本日は、「ツボは押した方がいいのか」についてお答えします。
ツボは押さない方がいい
施術をしていると「そこは何のツボですか」と聞かれることがあります。例えば「眼精疲労のツボです。」と答えると「じゃあ目が疲れた時やかすむ時はここを押した方がいいですか」というようにツボ押しをした方がいいかどうか、という質問が出てくることが多いです。
結論からいえば押さない方がいいことが多いです。私たちの鍼灸の考え方には「加圧は瀉法につながる」という言葉があります。加圧というのは押す行為、瀉法とは抜くという意味ですから、押すことは抜くことにつながるということです。
(※何を抜くのかと言うと、体から気を抜くと言うことです。)
抜いてはいけない理由
東洋医学では症状が出るのは、多いか少ないか、つまり何かが過剰になったか、不足してしまったことが原因だと考えます。(何かとは・・・気・血・水のどれかです)
10がちょうどいいとすると、例えば眼精疲労は目を使いすぎて症状が出ているわけですから不足して8になっていることが原因だと考えます。8を10に持っていくためには当然2を足す、補わなければいけません。補うというのは元気にするという意味です。さっきほど説明したように、押すと抜いてしまいますから使いすぎて症状が出ている場合には基本的には逆効果です。
足がひどくほてって仕方がない、足がとにかく熱くて眠れないというようにエネルギーが過剰になってしまって症状がでているときには押して抜くといいと思います。しかし、私が今まで見てきた患者さんたちは皆さん基本的に元気が足りなくて症状が出ていることが大多数ですから、ぐいぐい押すような行為はお勧めしません。
ツボを押さずにどうする?
まず1番のお勧めは『温める』ということでお灸です。最近ではドラッグストアでも自宅でできるお灸が売っていますので、それをツボに乗せて温めます。
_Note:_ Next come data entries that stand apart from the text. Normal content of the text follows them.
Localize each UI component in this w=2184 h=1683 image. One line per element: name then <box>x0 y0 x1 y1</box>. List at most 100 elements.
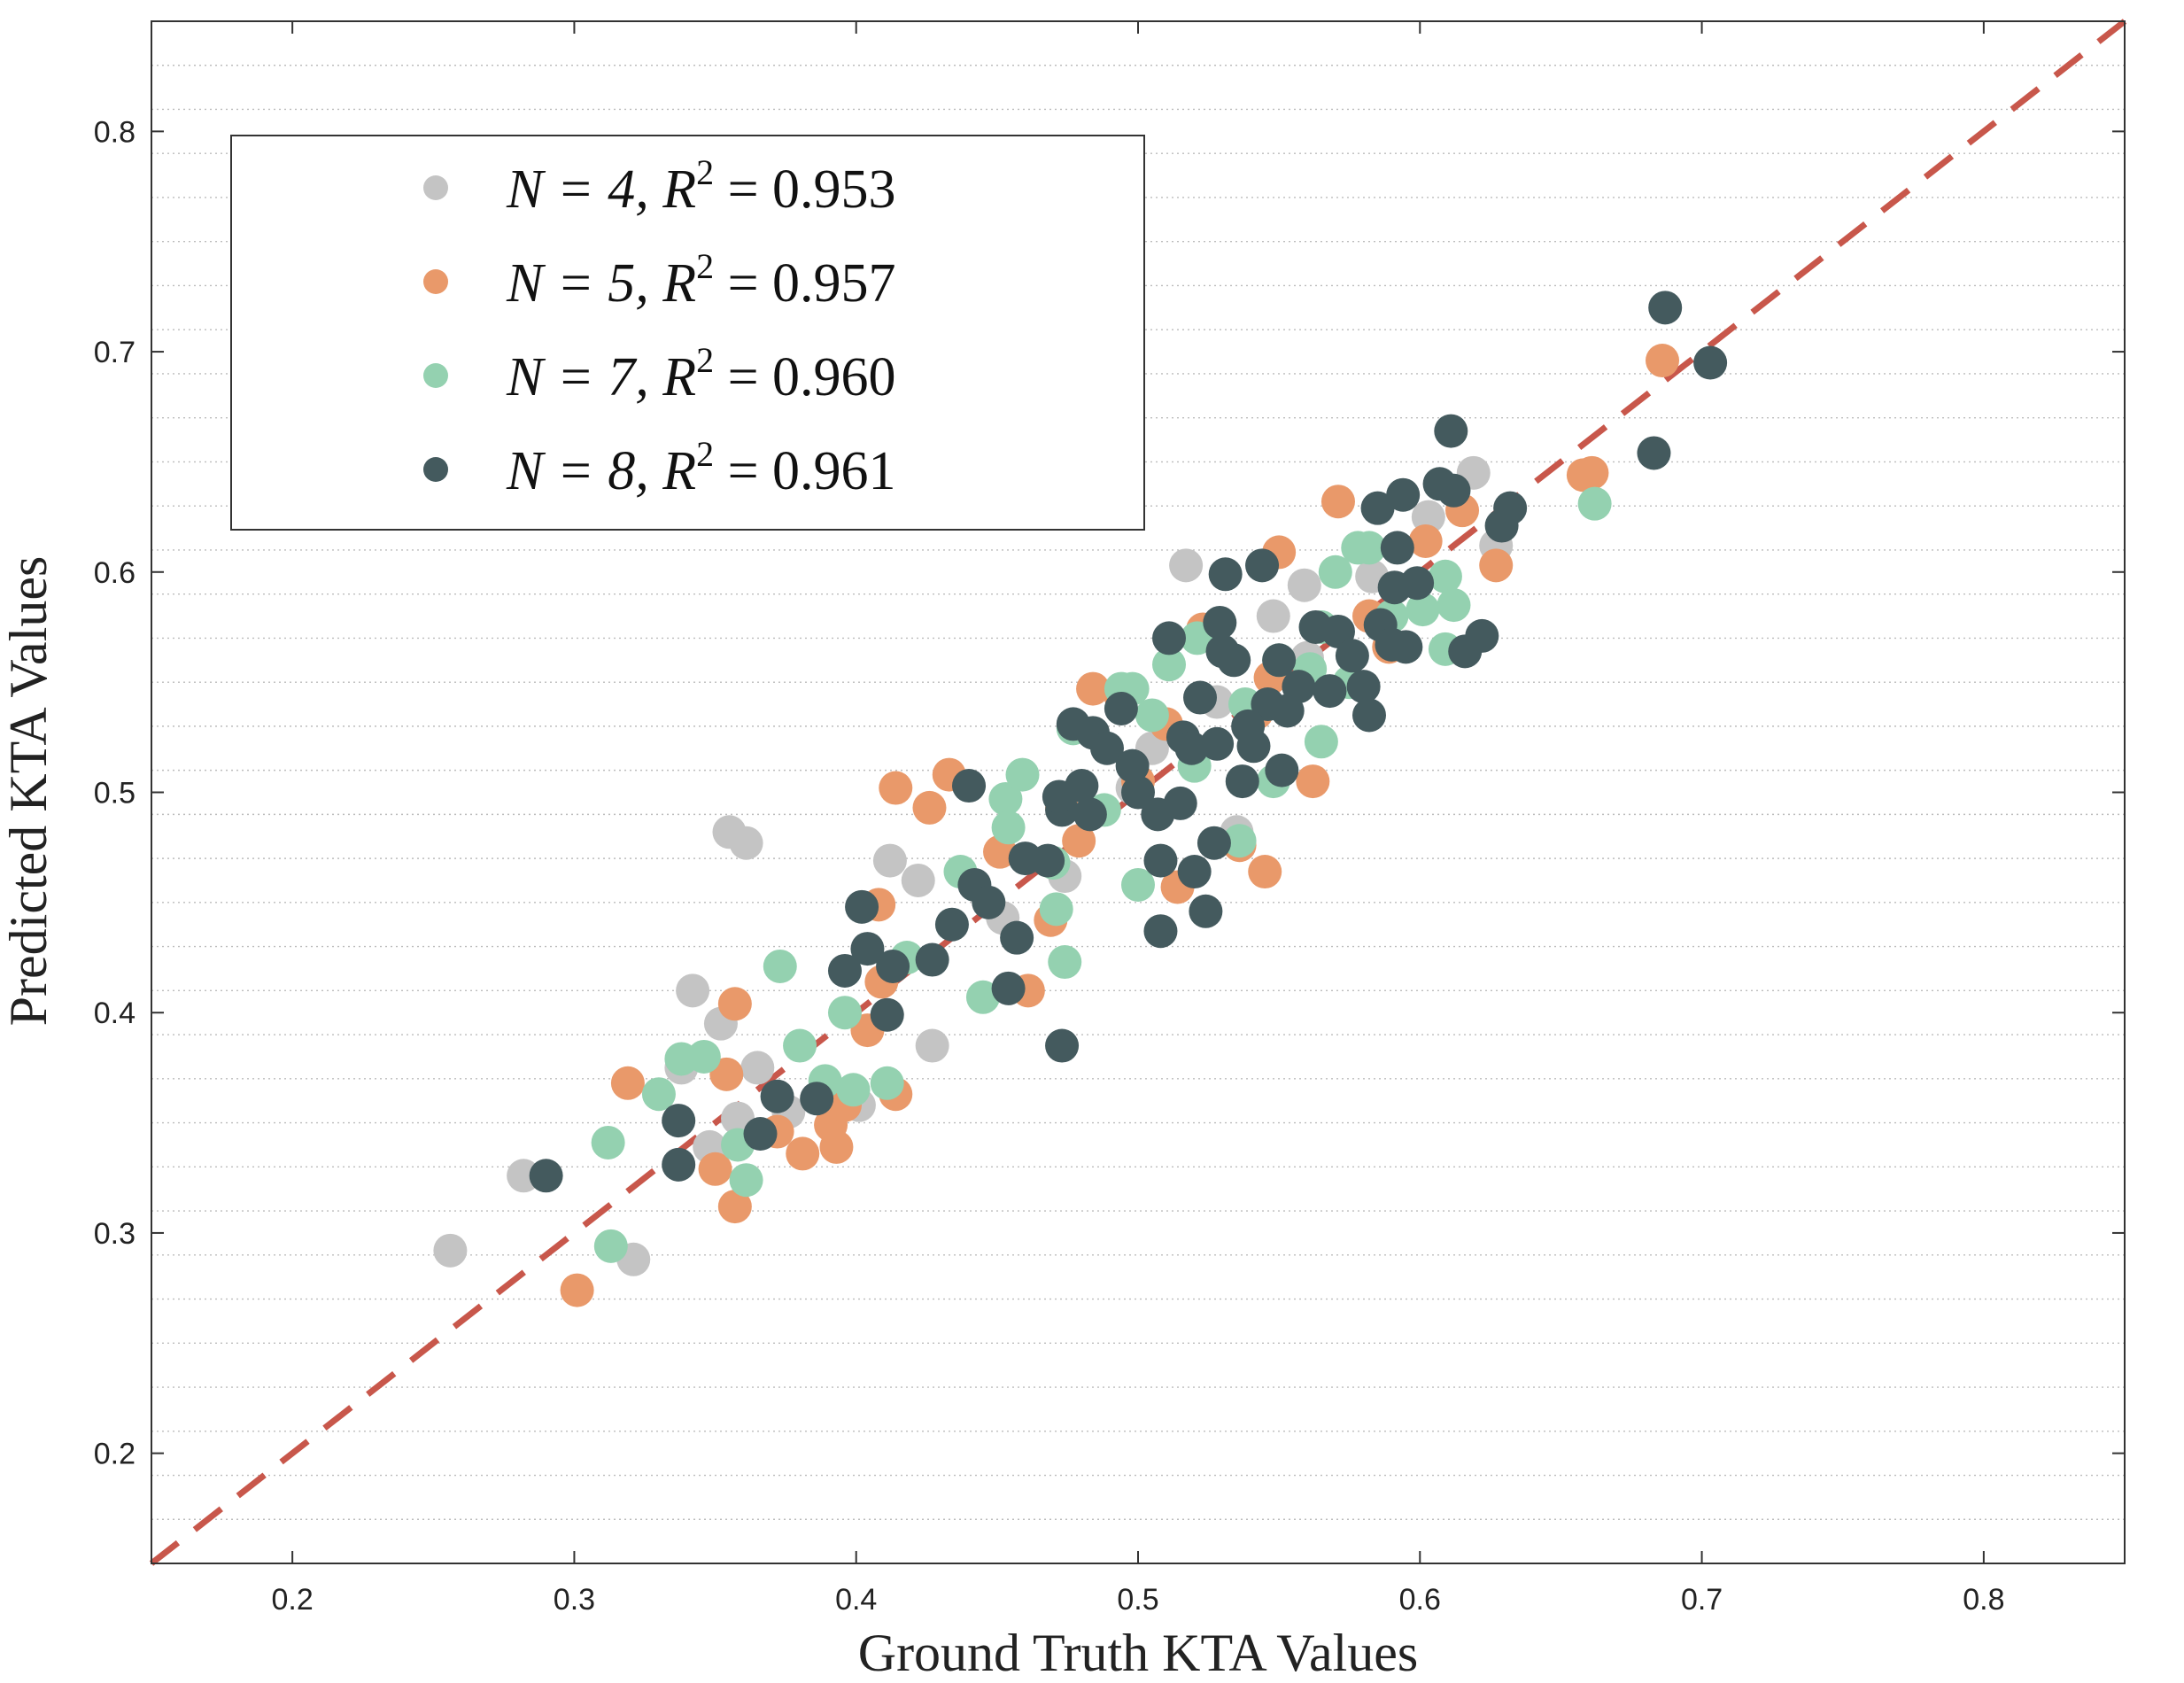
data-point <box>1400 566 1435 601</box>
data-point <box>1406 593 1440 627</box>
data-point <box>879 771 913 805</box>
data-point <box>1000 920 1034 955</box>
data-point <box>870 1066 904 1100</box>
data-point <box>662 1104 696 1138</box>
data-point <box>1637 436 1671 470</box>
data-point <box>1200 726 1235 761</box>
x-tick-label: 0.2 <box>272 1583 314 1617</box>
data-point <box>876 949 910 983</box>
data-point <box>1169 548 1204 583</box>
data-point <box>988 781 1023 816</box>
data-point <box>676 973 710 1008</box>
legend-marker-2 <box>423 269 448 294</box>
axis-ticks: 0.2 0.3 0.4 0.5 0.6 0.7 0.8 0.2 0.3 0.4 0.5 0.6 0.7 0… <box>94 21 2125 1617</box>
data-point <box>901 863 935 897</box>
y-tick-label: 0.2 <box>94 1438 136 1471</box>
data-point <box>1493 491 1528 525</box>
data-point <box>1073 797 1107 832</box>
y-axis-title: Predicted KTA Values <box>0 556 58 1027</box>
x-tick-label: 0.3 <box>554 1583 595 1617</box>
data-point <box>991 971 1026 1005</box>
data-point <box>729 826 763 860</box>
data-point <box>1231 709 1266 743</box>
data-point <box>1208 557 1243 592</box>
data-point <box>593 1229 628 1263</box>
legend-label-3: N = 7, R2 = 0.960 <box>506 340 896 407</box>
data-point <box>1389 630 1423 664</box>
data-point <box>1304 725 1338 759</box>
data-point <box>934 907 969 942</box>
data-point <box>1380 531 1414 565</box>
data-point <box>819 1129 854 1164</box>
data-point <box>1152 621 1187 655</box>
data-point <box>1318 555 1352 589</box>
data-point <box>1351 698 1386 733</box>
data-point <box>1245 548 1280 583</box>
data-point <box>965 980 1000 1014</box>
data-point <box>1152 648 1187 682</box>
data-point <box>1197 826 1231 860</box>
data-point <box>1217 643 1251 678</box>
data-point <box>1248 855 1282 889</box>
x-tick-label: 0.4 <box>835 1583 877 1617</box>
data-point <box>1121 775 1155 810</box>
y-tick-label: 0.5 <box>94 777 136 810</box>
data-point <box>952 769 987 803</box>
x-tick-label: 0.8 <box>1963 1583 2004 1617</box>
legend-label-1: N = 4, R2 = 0.953 <box>506 152 896 220</box>
data-point <box>1143 843 1178 878</box>
data-point <box>915 942 949 977</box>
data-point <box>786 1136 820 1171</box>
data-point <box>827 953 862 988</box>
data-point <box>972 885 1006 919</box>
data-point <box>836 1073 871 1107</box>
data-point <box>662 1147 696 1182</box>
data-point <box>763 949 797 983</box>
data-point <box>1163 786 1197 820</box>
data-point <box>1360 491 1395 525</box>
data-point <box>1203 605 1237 640</box>
data-point <box>1296 764 1330 799</box>
data-point <box>870 997 904 1032</box>
data-point <box>1465 618 1499 653</box>
data-point <box>1422 467 1457 501</box>
data-point <box>1646 344 1680 378</box>
data-point <box>1282 670 1316 704</box>
y-tick-label: 0.3 <box>94 1217 136 1251</box>
data-point <box>1005 757 1040 792</box>
data-point <box>1048 945 1082 980</box>
data-point <box>729 1163 763 1198</box>
legend: N = 4, R2 = 0.953 N = 5, R2 = 0.957 N = 7,… <box>230 135 1145 531</box>
data-point <box>1031 843 1065 878</box>
x-tick-label: 0.6 <box>1399 1583 1441 1617</box>
data-point <box>1062 824 1096 858</box>
data-point <box>1089 731 1124 765</box>
data-point <box>1693 345 1728 380</box>
data-point <box>760 1079 794 1113</box>
data-point <box>1042 779 1076 814</box>
data-point <box>1479 548 1514 583</box>
data-point <box>1121 867 1155 902</box>
data-point <box>1143 914 1178 949</box>
data-point <box>1039 892 1073 927</box>
data-point <box>1174 731 1209 765</box>
legend-box <box>230 135 1145 531</box>
data-point <box>850 932 885 966</box>
legend-label-2: N = 5, R2 = 0.957 <box>506 246 896 314</box>
legend-marker-3 <box>423 363 448 388</box>
data-point <box>1575 455 1609 490</box>
legend-marker-1 <box>423 175 448 200</box>
data-point <box>529 1159 563 1193</box>
data-point <box>1135 698 1169 733</box>
data-point <box>991 810 1026 845</box>
data-point <box>1335 639 1369 673</box>
x-axis-title: Ground Truth KTA Values <box>858 1624 1419 1682</box>
reference-line-group <box>149 19 2127 1566</box>
data-point <box>1408 524 1443 558</box>
data-point <box>1313 674 1347 709</box>
data-point <box>912 790 947 825</box>
data-point <box>1076 671 1111 706</box>
data-point <box>1351 531 1386 565</box>
data-points <box>433 291 1728 1307</box>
お灸は火を使うので怖いという方には、玄米カイロや小豆のカイロをレンジで温めてツボにあてるのもいいと思います。他にもドライヤーで簡易的に温めるという方法もありまして、「風邪ひきそうだな・・・」と思ったときに首の後ろをババーっとドライヤーで温めて風邪を予防するという方法もあります。冬場に使うカイロは、熱すぎて当てている部分が汗ばんでしまうと冷えてしまうので、当てすぎなければいいと思います。
温める以外では、金属のスプーンを使って皮膚を撫でる方法があります。これは撫でる向きなどがありますので是非鍼灸師に相談していただいてから試していただきたいです。
おわりに
ご自身の症状が
- ツボを押していいものかどうか?
- 温めたほうがいいのかどうか?
という判断は、お近くの東洋医学専門の鍼灸院で聞かれるといいかと思います。